Pseudonymising Family Mediation Summaries and MIAMs – UK GDPR-compliant anonymisation per Family Procedure Rules 2010
Family mediation summaries and MIAM records identify both parties, the mediator, and often children by name, address, and MIAM outcome, and may be filed with the court under the Family Procedure Rules 2010 pre-action protocol. anonym.legal pseudonymises those identifiers while preserving agreed terms, outstanding issues, and the mediator's observations so documents can be reviewed without personal-data exposure.
When this applies
This task applies when a mediation summary or MIAM certificate is shared with a solicitor advising on the mediated terms, or with a court for pre-action compliance purposes, and the reviewing solicitor requires the substantive outcome but not the parties' real identities at the initial instruction stage.
How anonym.legal handles it
- Upload the mediation summary or MIAM record (PDF or DOCX).
- The engine identifies the parties, mediator, and any children named in the summary.
- Each individual receives a consistent pseudonym; agreed heads of terms, outstanding issues, and the mediator's process notes are preserved.
- The MIAM outcome (attended/exempt) and case reference number are preserved.
- A reversible mapping table is produced with UK data residency.
- Release the pseudonymised summary to the advising solicitor; restore real identities before court filing.
What you provide
- Family mediation summary
- MIAM certificate or outcome letter
- Any heads of agreement drafted during mediation
Limitations & cautions
- Mediation communications are subject to without-prejudice and confidentiality protections independent of UK GDPR — confirm with your mediator before sharing any mediation document externally.
- MIAM certificates filed with the C100 must bear the mediator's and parties' real details — re-identify before court submission.
- anonym.legal does not assess the adequacy or enforceability of any terms agreed in mediation.
FAQ
Does pseudonymising a mediation summary affect its without-prejudice status?
No. The without-prejudice status is a legal characterisation that attaches to the communication itself, not to the identity of the parties. Pseudonymisation does not waive privilege or without-prejudice protection.

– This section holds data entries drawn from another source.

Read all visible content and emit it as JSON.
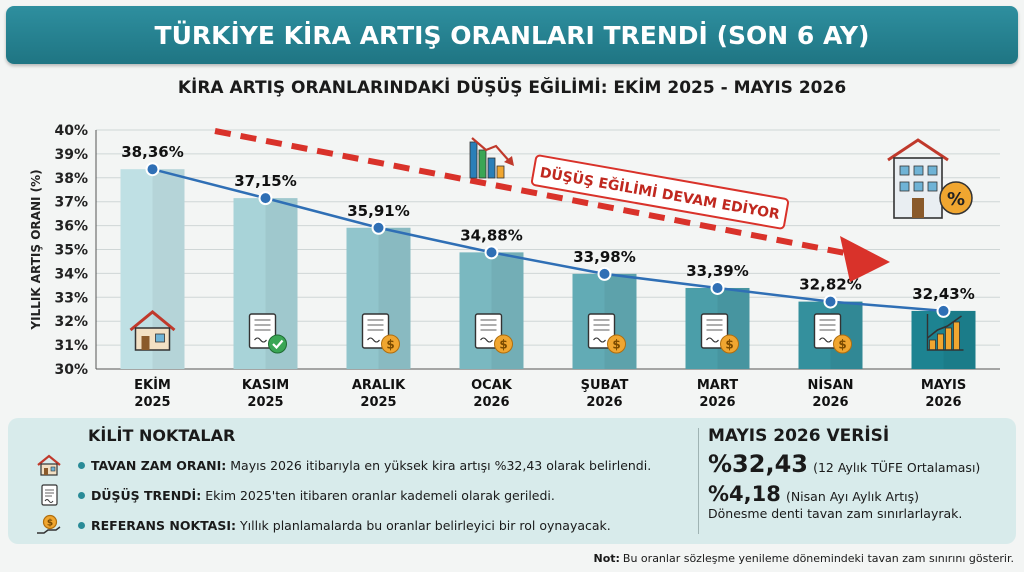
{
  "header": {
    "title": "TÜRKİYE KİRA ARTIŞ ORANLARI TRENDİ (SON 6 AY)"
  },
  "chart_data": {
    "type": "bar",
    "title": "KİRA ARTIŞ ORANLARINDAKİ DÜŞÜŞ EĞİLİMİ: EKİM 2025 - MAYIS 2026",
    "ylabel": "YILLIK ARTIŞ ORANI (%)",
    "xlabel": "",
    "ylim": [
      30,
      40
    ],
    "yticks": [
      "30%",
      "31%",
      "32%",
      "33%",
      "34%",
      "35%",
      "36%",
      "37%",
      "38%",
      "39%",
      "40%"
    ],
    "categories": [
      [
        "EKİM",
        "2025"
      ],
      [
        "KASIM",
        "2025"
      ],
      [
        "ARALIK",
        "2025"
      ],
      [
        "OCAK",
        "2026"
      ],
      [
        "ŞUBAT",
        "2026"
      ],
      [
        "MART",
        "2026"
      ],
      [
        "NİSAN",
        "2026"
      ],
      [
        "MAYIS",
        "2026"
      ]
    ],
    "values": [
      38.36,
      37.15,
      35.91,
      34.88,
      33.98,
      33.39,
      32.82,
      32.43
    ],
    "data_labels": [
      "38,36%",
      "37,15%",
      "35,91%",
      "34,88%",
      "33,98%",
      "33,39%",
      "32,82%",
      "32,43%"
    ],
    "overlay": "line",
    "grid": true,
    "annotation": "DÜŞÜŞ EĞİLİMİ DEVAM EDİYOR",
    "bar_icons": [
      "house-icon",
      "document-check-icon",
      "document-coin-icon",
      "document-coin-icon",
      "document-coin-icon",
      "document-coin-icon",
      "document-coin-icon",
      "rising-chart-icon"
    ],
    "colors": {
      "bar_light": "#bfe0e4",
      "bar_dark": "#1d8391",
      "line": "#2f6fb5",
      "arrow": "#d9322a",
      "grid": "#cfd6d6"
    }
  },
  "key_points": {
    "title": "KİLİT NOKTALAR",
    "items": [
      {
        "icon": "house-icon",
        "label": "TAVAN ZAM ORANI:",
        "text": "Mayıs 2026 itibarıyla en yüksek kira artışı %32,43 olarak belirlendi."
      },
      {
        "icon": "document-icon",
        "label": "DÜŞÜŞ TRENDİ:",
        "text": "Ekim 2025'ten itibaren oranlar kademeli olarak geriledi."
      },
      {
        "icon": "coin-hand-icon",
        "label": "REFERANS NOKTASI:",
        "text": "Yıllık planlamalarda bu oranlar belirleyici bir rol oynayacak."
      }
    ]
  },
  "summary": {
    "title": "MAYIS 2026 VERİSİ",
    "main_value": "%32,43",
    "main_caption": "(12 Aylık TÜFE Ortalaması)",
    "secondary_value": "%4,18",
    "secondary_caption": "(Nisan Ayı Aylık Artış)",
    "note": "Dönesme denti tavan zam sınırlarlayrak."
  },
  "footnote": {
    "label": "Not:",
    "text": "Bu oranlar sözleşme yenileme dönemindeki tavan zam sınırını gösterir."
  }
}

Can I use a pseudonymised mediation summary as a basis for drafting a consent order?
Yes, as a working document. The solicitor drafting the consent order must use the re-identified version, as the consent order filed with the court must identify both parties.
Are mediator identity details pseudonymised by default?
By default the mediator's name is pseudonymised. If the mediator's identity is not personal data in the context of the sharing, the mapping table can be used to selectively re-identify them.